Chinese authorities bust major online sports betting ring ahead of World Cup

china-hong-kong-football-online-betting-bustChinese sports bettors have one less option with which to wager on 2014 FIFA World Cup matches after authorities in Hong Kong and on the mainland busted what a senior police official called the biggest such takedown in the city’s history. Hong Kong police arrested 26 individuals on Sunday, while their counterparts on the mainland arrested three more.

Superintendent Dan Ng Wai-hon told the South China Morning Post that the Hong Kong- and Guangdong-based operation was believed to handle sports wagers of up to HKD 500m (US $64.5m) per day. Hong Kong police seized records detailing HKD 767m in pending wagers on football matches and horse races while police in Shenzhen and Dongguan seized betting records totalling a further RMB 320m ($51.3m). The authorities also seized HKD 11m in cash and are seeking court orders to freeze bank accounts containing an additional HKD 40m.

The betting ring, which police said had been in operation for around six months, allegedly used “at least three” password-protected South American-based websites to process wagers. Police said the ring catered to a network of thousands of punters, including some high rollers who were allowed to wager up to HKD 50m on credit.

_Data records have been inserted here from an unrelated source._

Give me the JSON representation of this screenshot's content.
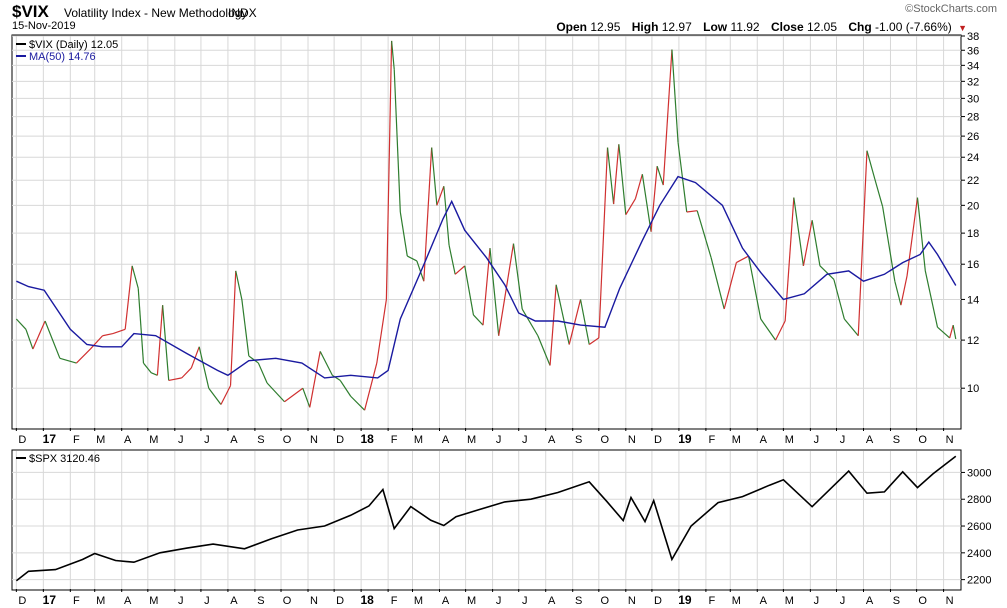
{
  "header": {
    "symbol": "$VIX",
    "name": "Volatility Index - New Methodology",
    "exchange": "INDX",
    "date": "15-Nov-2019",
    "brand": "©StockCharts.com",
    "open_label": "Open",
    "open": "12.95",
    "high_label": "High",
    "high": "12.97",
    "low_label": "Low",
    "low": "11.92",
    "close_label": "Close",
    "close": "12.05",
    "chg_label": "Chg",
    "chg": "-1.00 (-7.66%)"
  },
  "colors": {
    "vix_up": "#d03030",
    "vix_down": "#2e7d2e",
    "ma": "#1a1aa0",
    "spx": "#000000",
    "grid": "#d8d8d8"
  },
  "months": [
    "D",
    "17",
    "F",
    "M",
    "A",
    "M",
    "J",
    "J",
    "A",
    "S",
    "O",
    "N",
    "D",
    "18",
    "F",
    "M",
    "A",
    "M",
    "J",
    "J",
    "A",
    "S",
    "O",
    "N",
    "D",
    "19",
    "F",
    "M",
    "A",
    "M",
    "J",
    "J",
    "A",
    "S",
    "O",
    "N"
  ],
  "chart_data": [
    {
      "type": "line",
      "scale": "log",
      "legend": "top-left",
      "grid": true,
      "x": [
        "2016-12",
        "2017-01",
        "2017-02",
        "2017-03",
        "2017-04",
        "2017-05",
        "2017-06",
        "2017-07",
        "2017-08",
        "2017-09",
        "2017-10",
        "2017-11",
        "2017-12",
        "2018-01",
        "2018-02",
        "2018-03",
        "2018-04",
        "2018-05",
        "2018-06",
        "2018-07",
        "2018-08",
        "2018-09",
        "2018-10",
        "2018-11",
        "2018-12",
        "2019-01",
        "2019-02",
        "2019-03",
        "2019-04",
        "2019-05",
        "2019-06",
        "2019-07",
        "2019-08",
        "2019-09",
        "2019-10",
        "2019-11"
      ],
      "ylim": [
        8.6,
        38
      ],
      "yticks": [
        10,
        12,
        14,
        16,
        18,
        20,
        22,
        24,
        26,
        28,
        30,
        32,
        34,
        36,
        38
      ],
      "series": [
        {
          "name": "$VIX (Daily) 12.05",
          "points": [
            [
              "2016-12-01",
              13.0
            ],
            [
              "2016-12-12",
              12.5
            ],
            [
              "2016-12-20",
              11.6
            ],
            [
              "2017-01-03",
              12.9
            ],
            [
              "2017-01-20",
              11.2
            ],
            [
              "2017-02-08",
              11.0
            ],
            [
              "2017-02-24",
              11.6
            ],
            [
              "2017-03-10",
              12.2
            ],
            [
              "2017-03-22",
              12.3
            ],
            [
              "2017-04-05",
              12.5
            ],
            [
              "2017-04-13",
              15.9
            ],
            [
              "2017-04-20",
              14.6
            ],
            [
              "2017-04-26",
              11.0
            ],
            [
              "2017-05-05",
              10.6
            ],
            [
              "2017-05-12",
              10.5
            ],
            [
              "2017-05-18",
              13.7
            ],
            [
              "2017-05-25",
              10.3
            ],
            [
              "2017-06-09",
              10.4
            ],
            [
              "2017-06-20",
              10.8
            ],
            [
              "2017-06-29",
              11.7
            ],
            [
              "2017-07-10",
              10.0
            ],
            [
              "2017-07-24",
              9.4
            ],
            [
              "2017-08-04",
              10.1
            ],
            [
              "2017-08-10",
              15.6
            ],
            [
              "2017-08-17",
              14.0
            ],
            [
              "2017-08-25",
              11.3
            ],
            [
              "2017-09-05",
              11.0
            ],
            [
              "2017-09-15",
              10.2
            ],
            [
              "2017-10-05",
              9.5
            ],
            [
              "2017-10-26",
              10.0
            ],
            [
              "2017-11-03",
              9.3
            ],
            [
              "2017-11-15",
              11.5
            ],
            [
              "2017-11-29",
              10.5
            ],
            [
              "2017-12-08",
              10.3
            ],
            [
              "2017-12-20",
              9.7
            ],
            [
              "2018-01-05",
              9.2
            ],
            [
              "2018-01-19",
              11.0
            ],
            [
              "2018-01-30",
              14.0
            ],
            [
              "2018-02-05",
              37.3
            ],
            [
              "2018-02-08",
              33.5
            ],
            [
              "2018-02-15",
              19.5
            ],
            [
              "2018-02-23",
              16.5
            ],
            [
              "2018-03-06",
              16.2
            ],
            [
              "2018-03-14",
              15.0
            ],
            [
              "2018-03-23",
              24.9
            ],
            [
              "2018-03-29",
              20.0
            ],
            [
              "2018-04-06",
              21.5
            ],
            [
              "2018-04-12",
              17.2
            ],
            [
              "2018-04-19",
              15.4
            ],
            [
              "2018-04-30",
              15.9
            ],
            [
              "2018-05-10",
              13.2
            ],
            [
              "2018-05-21",
              12.7
            ],
            [
              "2018-05-29",
              17.0
            ],
            [
              "2018-06-08",
              12.2
            ],
            [
              "2018-06-25",
              17.3
            ],
            [
              "2018-07-05",
              13.5
            ],
            [
              "2018-07-23",
              12.2
            ],
            [
              "2018-08-06",
              10.9
            ],
            [
              "2018-08-13",
              14.8
            ],
            [
              "2018-08-28",
              11.8
            ],
            [
              "2018-09-10",
              14.0
            ],
            [
              "2018-09-20",
              11.8
            ],
            [
              "2018-10-01",
              12.1
            ],
            [
              "2018-10-11",
              24.9
            ],
            [
              "2018-10-18",
              20.1
            ],
            [
              "2018-10-24",
              25.2
            ],
            [
              "2018-11-01",
              19.3
            ],
            [
              "2018-11-12",
              20.5
            ],
            [
              "2018-11-20",
              22.5
            ],
            [
              "2018-11-30",
              18.1
            ],
            [
              "2018-12-07",
              23.2
            ],
            [
              "2018-12-14",
              21.6
            ],
            [
              "2018-12-24",
              36.1
            ],
            [
              "2018-12-31",
              25.4
            ],
            [
              "2019-01-10",
              19.5
            ],
            [
              "2019-01-22",
              19.6
            ],
            [
              "2019-02-07",
              16.4
            ],
            [
              "2019-02-22",
              13.5
            ],
            [
              "2019-03-08",
              16.1
            ],
            [
              "2019-03-22",
              16.5
            ],
            [
              "2019-04-05",
              13.0
            ],
            [
              "2019-04-22",
              12.0
            ],
            [
              "2019-05-03",
              12.9
            ],
            [
              "2019-05-13",
              20.6
            ],
            [
              "2019-05-24",
              15.9
            ],
            [
              "2019-06-03",
              18.9
            ],
            [
              "2019-06-12",
              15.9
            ],
            [
              "2019-06-28",
              15.1
            ],
            [
              "2019-07-10",
              13.0
            ],
            [
              "2019-07-26",
              12.2
            ],
            [
              "2019-08-05",
              24.6
            ],
            [
              "2019-08-14",
              22.1
            ],
            [
              "2019-08-23",
              19.9
            ],
            [
              "2019-09-06",
              15.0
            ],
            [
              "2019-09-13",
              13.7
            ],
            [
              "2019-09-20",
              15.3
            ],
            [
              "2019-10-02",
              20.6
            ],
            [
              "2019-10-11",
              15.6
            ],
            [
              "2019-10-25",
              12.6
            ],
            [
              "2019-11-08",
              12.1
            ],
            [
              "2019-11-12",
              12.7
            ],
            [
              "2019-11-15",
              12.05
            ]
          ]
        },
        {
          "name": "MA(50) 14.76",
          "points": [
            [
              "2016-12-01",
              15.0
            ],
            [
              "2016-12-15",
              14.7
            ],
            [
              "2017-01-02",
              14.5
            ],
            [
              "2017-01-15",
              13.6
            ],
            [
              "2017-02-01",
              12.5
            ],
            [
              "2017-02-20",
              11.8
            ],
            [
              "2017-03-10",
              11.7
            ],
            [
              "2017-04-01",
              11.7
            ],
            [
              "2017-04-15",
              12.3
            ],
            [
              "2017-05-10",
              12.2
            ],
            [
              "2017-06-15",
              11.4
            ],
            [
              "2017-07-20",
              10.7
            ],
            [
              "2017-08-01",
              10.5
            ],
            [
              "2017-08-25",
              11.1
            ],
            [
              "2017-09-25",
              11.2
            ],
            [
              "2017-10-25",
              11.0
            ],
            [
              "2017-11-20",
              10.4
            ],
            [
              "2017-12-20",
              10.5
            ],
            [
              "2018-01-20",
              10.4
            ],
            [
              "2018-02-01",
              10.7
            ],
            [
              "2018-02-15",
              13.0
            ],
            [
              "2018-03-15",
              16.1
            ],
            [
              "2018-04-05",
              19.0
            ],
            [
              "2018-04-15",
              20.3
            ],
            [
              "2018-04-30",
              18.2
            ],
            [
              "2018-05-25",
              16.4
            ],
            [
              "2018-06-15",
              14.8
            ],
            [
              "2018-07-01",
              13.3
            ],
            [
              "2018-07-20",
              12.9
            ],
            [
              "2018-08-15",
              12.9
            ],
            [
              "2018-09-10",
              12.7
            ],
            [
              "2018-10-08",
              12.6
            ],
            [
              "2018-10-25",
              14.6
            ],
            [
              "2018-11-20",
              17.5
            ],
            [
              "2018-12-10",
              20.0
            ],
            [
              "2018-12-31",
              22.3
            ],
            [
              "2019-01-20",
              21.8
            ],
            [
              "2019-02-20",
              20.0
            ],
            [
              "2019-03-15",
              17.0
            ],
            [
              "2019-04-05",
              15.5
            ],
            [
              "2019-05-01",
              14.0
            ],
            [
              "2019-05-25",
              14.3
            ],
            [
              "2019-06-20",
              15.4
            ],
            [
              "2019-07-15",
              15.6
            ],
            [
              "2019-08-01",
              15.0
            ],
            [
              "2019-08-25",
              15.4
            ],
            [
              "2019-09-15",
              16.1
            ],
            [
              "2019-10-05",
              16.6
            ],
            [
              "2019-10-15",
              17.4
            ],
            [
              "2019-10-25",
              16.6
            ],
            [
              "2019-11-15",
              14.76
            ]
          ]
        }
      ]
    },
    {
      "type": "line",
      "legend": "top-left",
      "grid": true,
      "ylim": [
        2130,
        3160
      ],
      "yticks": [
        2200,
        2400,
        2600,
        2800,
        3000
      ],
      "series": [
        {
          "name": "$SPX 3120.46",
          "points": [
            [
              "2016-12-01",
              2191
            ],
            [
              "2016-12-15",
              2262
            ],
            [
              "2017-01-15",
              2275
            ],
            [
              "2017-02-15",
              2350
            ],
            [
              "2017-03-01",
              2395
            ],
            [
              "2017-03-25",
              2343
            ],
            [
              "2017-04-15",
              2330
            ],
            [
              "2017-05-15",
              2400
            ],
            [
              "2017-06-15",
              2435
            ],
            [
              "2017-07-15",
              2465
            ],
            [
              "2017-08-20",
              2430
            ],
            [
              "2017-09-20",
              2505
            ],
            [
              "2017-10-20",
              2570
            ],
            [
              "2017-11-20",
              2600
            ],
            [
              "2017-12-20",
              2680
            ],
            [
              "2018-01-10",
              2750
            ],
            [
              "2018-01-26",
              2873
            ],
            [
              "2018-02-08",
              2581
            ],
            [
              "2018-02-27",
              2745
            ],
            [
              "2018-03-22",
              2643
            ],
            [
              "2018-04-06",
              2604
            ],
            [
              "2018-04-20",
              2670
            ],
            [
              "2018-05-15",
              2720
            ],
            [
              "2018-06-15",
              2780
            ],
            [
              "2018-07-15",
              2800
            ],
            [
              "2018-08-15",
              2850
            ],
            [
              "2018-09-20",
              2930
            ],
            [
              "2018-10-10",
              2785
            ],
            [
              "2018-10-29",
              2641
            ],
            [
              "2018-11-07",
              2813
            ],
            [
              "2018-11-23",
              2633
            ],
            [
              "2018-12-03",
              2790
            ],
            [
              "2018-12-24",
              2351
            ],
            [
              "2019-01-15",
              2600
            ],
            [
              "2019-02-15",
              2775
            ],
            [
              "2019-03-15",
              2820
            ],
            [
              "2019-04-15",
              2905
            ],
            [
              "2019-05-01",
              2945
            ],
            [
              "2019-06-03",
              2744
            ],
            [
              "2019-07-15",
              3010
            ],
            [
              "2019-08-05",
              2845
            ],
            [
              "2019-08-25",
              2855
            ],
            [
              "2019-09-15",
              3005
            ],
            [
              "2019-10-02",
              2887
            ],
            [
              "2019-10-20",
              2990
            ],
            [
              "2019-11-15",
              3120.46
            ]
          ]
        }
      ]
    }
  ]
}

Eleven of those arrested in Hong Kong, including the 46-year-old alleged ringleader, are said to be members of the 14k and Sun Yee On triad groups. The arrested individuals have yet to be formally charged but police are expected to lay charges of illegal gambling and money laundering. The maximum penalty for illegal gambling is seven years in prison and fines of up to HKD 5m.

Ng said the arrests were the culmination of a months-long investigation and that “more such crackdowns will come” as the World Cup festivities kick off in Brazil. Police forces across Asia have teamed up with Interpol in a bid to curtain the massive betting activities that are expected to accompany the football tournament. Last month saw preemptive strikes in both Shanghai and Singapore.